The monitoring had upset some people in the town who did not have the level of understanding of air quality issues that Central Otago communities did, he said.

"It is a fresh issue to them."

Cr Gretchen Robertson said the high levels had major implications for the town and its industries, as for the regional council to issue resource consents the air quality would have to meet the standard.

Council air quality scientist Deborah Mills said as it was still early days in the town's monitoring, they were uncertain what or how significant the problem might be.

Air quality issues were two-fold, involving emissions and topography and climate.

Anecdotal comments indicated the town had a huge reliance on coal heating as it was abundant and cheap, she said.
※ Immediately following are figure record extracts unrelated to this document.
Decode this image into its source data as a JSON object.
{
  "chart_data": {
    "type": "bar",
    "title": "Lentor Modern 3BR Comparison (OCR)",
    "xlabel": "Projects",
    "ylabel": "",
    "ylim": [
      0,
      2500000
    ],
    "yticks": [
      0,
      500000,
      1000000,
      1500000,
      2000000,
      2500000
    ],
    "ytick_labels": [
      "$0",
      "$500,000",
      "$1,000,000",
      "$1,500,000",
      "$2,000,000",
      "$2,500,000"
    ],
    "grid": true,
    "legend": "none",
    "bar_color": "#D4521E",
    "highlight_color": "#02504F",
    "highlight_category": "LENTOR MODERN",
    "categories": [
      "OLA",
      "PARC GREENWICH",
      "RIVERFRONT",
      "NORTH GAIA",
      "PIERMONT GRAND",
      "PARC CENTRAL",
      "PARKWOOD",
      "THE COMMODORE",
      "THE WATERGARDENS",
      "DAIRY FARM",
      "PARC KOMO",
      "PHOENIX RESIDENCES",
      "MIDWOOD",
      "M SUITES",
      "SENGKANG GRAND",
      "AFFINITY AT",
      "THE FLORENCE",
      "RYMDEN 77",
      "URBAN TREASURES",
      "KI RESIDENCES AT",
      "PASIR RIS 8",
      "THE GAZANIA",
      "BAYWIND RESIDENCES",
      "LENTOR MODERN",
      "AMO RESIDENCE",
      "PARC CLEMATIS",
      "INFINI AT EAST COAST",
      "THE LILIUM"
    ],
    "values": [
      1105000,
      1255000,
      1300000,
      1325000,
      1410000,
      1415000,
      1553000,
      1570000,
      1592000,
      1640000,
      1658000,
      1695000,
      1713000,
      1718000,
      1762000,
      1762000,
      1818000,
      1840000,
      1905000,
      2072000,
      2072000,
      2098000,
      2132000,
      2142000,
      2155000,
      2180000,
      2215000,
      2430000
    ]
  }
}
The town's housing stock was also old and probably lacked insulation.

Added to this was the climactic conditions which seemed to mean any smoke from burn-offs in surrounding areas was blown into the town and stayed there.

Unlike other coastal Otago towns, like Oamaru and Dunedin, smoke just did not blow away in Milton.

"It's a surprise to us. Somehow, Milton is just not in the same situation."

Next month, at the end of winter monitoring, the temperature and wind readings would be examined to see if any pattern had developed.

The relationship between weather and emissions would also be looked at.

"Early this season, the temperature minimums were as low as Central."